Though I hesitate to speak for people I've never met, I'm fairly certain that the folks residing at the end of Jock Road—a two-mile gravel path that cuts through an idyllic, calm stretch of kudzu-and-honeysuckle-wrapped woods in the northeastern reaches of Durham County—aren't surprised they live there.
The driveways leading to the scattered mobile homes at the road's terminus appear worn by a mix of time and familiarity, patches of green grass interrupted by thin dirt ruts made by and left for tires. The same two or three cars probably pass the same way every day, finding familiar grooves as their drivers aim into one of the nearby towns—Durham, 15 miles; Butner, 7; Creedmoor, 12; Raleigh, 33—for work or play or dinner.
I've never been to Jock Road. I didn't know it existed until a horse standing as still as the day itself caught my eye as my car shot by on a smoothly paved country road. I turned around and eased onto the gravel, my tires redistributing the rocks and breaking the day's quiet. The windows remained down on the perfectly warm, spring day, neverminding the clouds of dust that drifted occasionally onto the dashboard. Alone, I strolled the grounds of Horton Grove, where old slave quarters still stand, and climbed back in my car.

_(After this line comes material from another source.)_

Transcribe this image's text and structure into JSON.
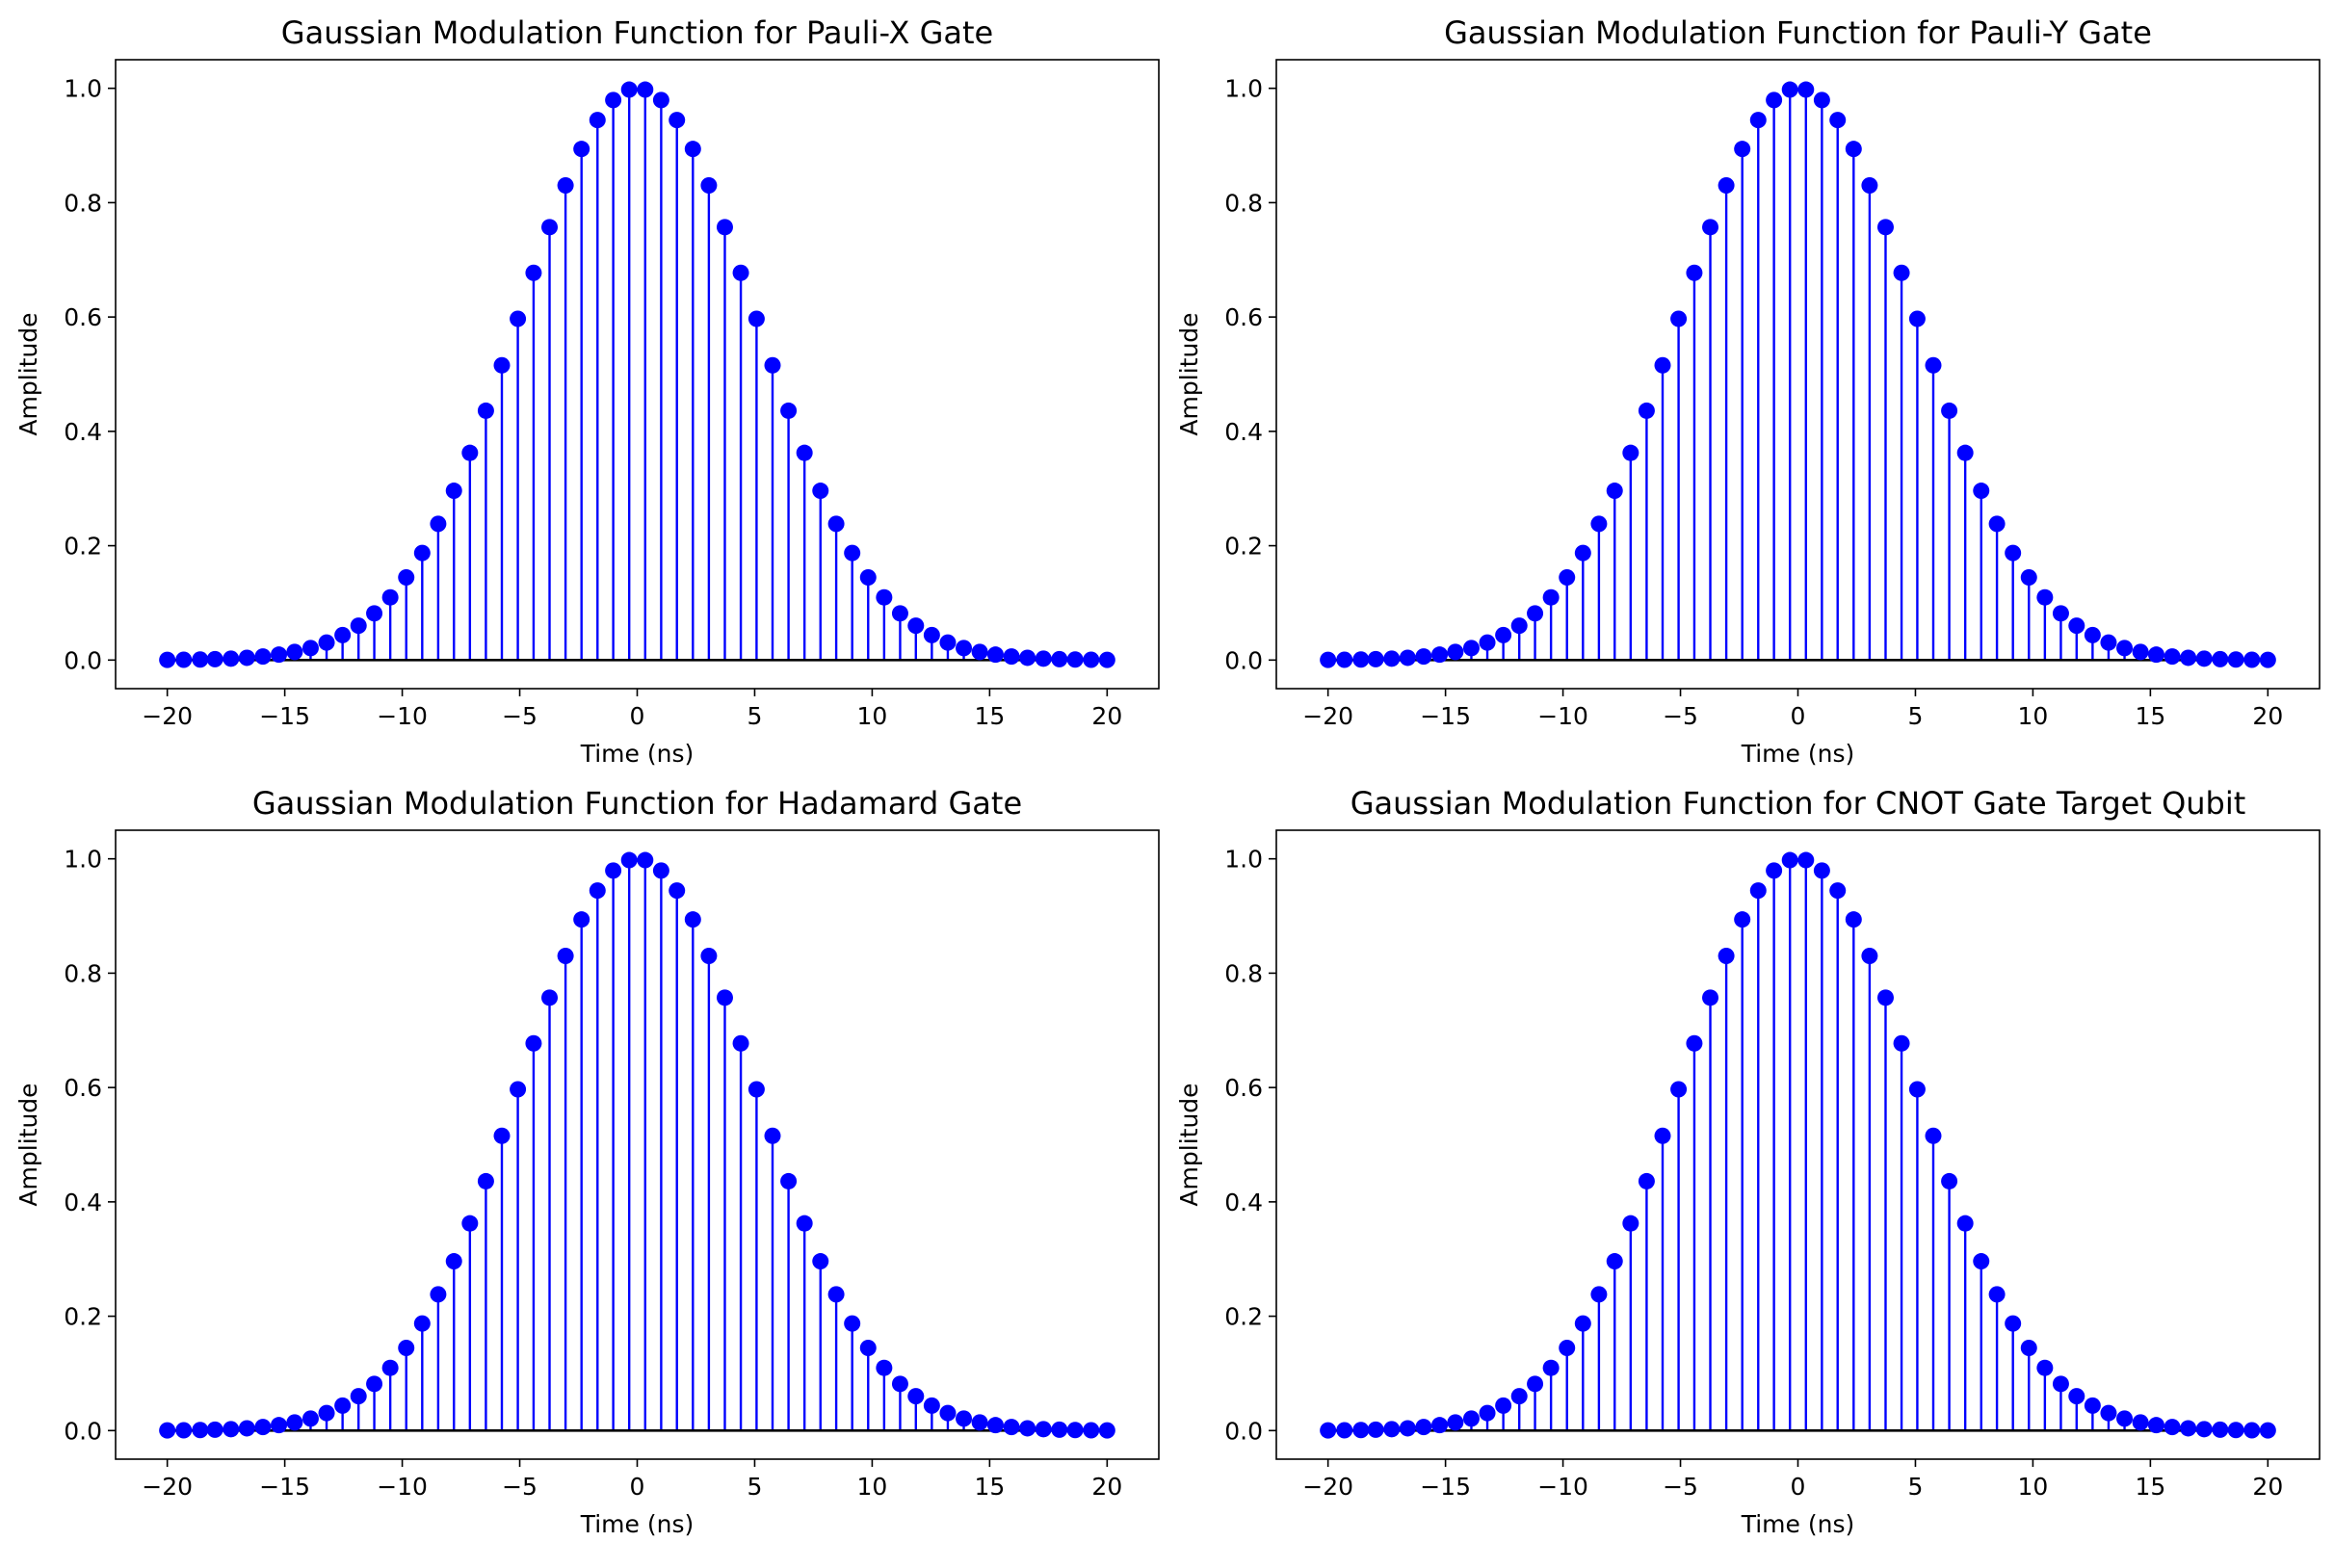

Tall trees to my left and right, a straight line of hills and gravel ahead: It felt as if I'd stumbled onto a river of a road, a secluded stretch that served as an occasional conduit for the rare passerby. Aside from the owner of that horse, which by now felt like the way's retired sentry, could anyone call this home?
My reaction to the road's end and those little houses, then, suggested a moment we've all seen in movies—the sea-stranded sailor reacting to the first sight of an island with a mix of surprise, interest and the sense that the solitary voyage has ended. And that instant encapsulated all the intentions of the day: To be alone and surrounded by newness, to be in unfamiliar land but not lost, to get away while going home.
As some of the best voyages do, this one stemmed from a few good lines in one great song. "The same route every day/ And in the turning lane, someone's stalled again/ And he's talking to himself/ and he hears the price of gas repeat his phrase/ 'I hate Winnipeg,'" Canadian songwriter John K. Samson sings on "One Great City," trying his folk-song-best to beat the ennui of a daily routine. Working in downtown Durham and living just past the far side of downtown Raleigh, I identify with Samson's sentiment. Even on traffic-jam days, the fastest way home remains Interstate 40, a nondescript monolith that's easy to navigate but hard to enjoy. Onlooker delay, the expected stench of that sewage treatment plant just off the highway: Done daily, it's enough to make one hate a place.
So, leaving work, I headed not due east but due north and, eventually, east, entering Granville County, circling Falls Lake, passing Little River Lake, dipping my hands in the Eno. I spoke to a grape farmer about his goods and met his dog, a feisty bull named Boy. I realized mariachi music was pouring from a stucco-and-cinder block house near a rural stop sign where I was waiting for traffic to pass, so I pulled into the driveway and listened for five minutes. I eavesdropped on a conversation about a secret fishing spot in Jordan Lake (Robinson Creek, I'm coming to get you). I found a farm that bore my last name and met some kind folks with whom I might share great-great-grandparents. I ate lunch at a greasy spoon in Butner while pondering that—for every town I'd ever been in—Butner's many government agencies might make it the most surreal yet.
And, four hours later, I was back in Raleigh, gearing up to play basketball with the same fellows who play at the same court at the same time every Monday and Wednesday. You don't need to spend money and cut out of state to get lost or renew your interest again in an area you thought you knew well enough: You just need to take an afternoon off, take the long way home and sneer at "the same route every day."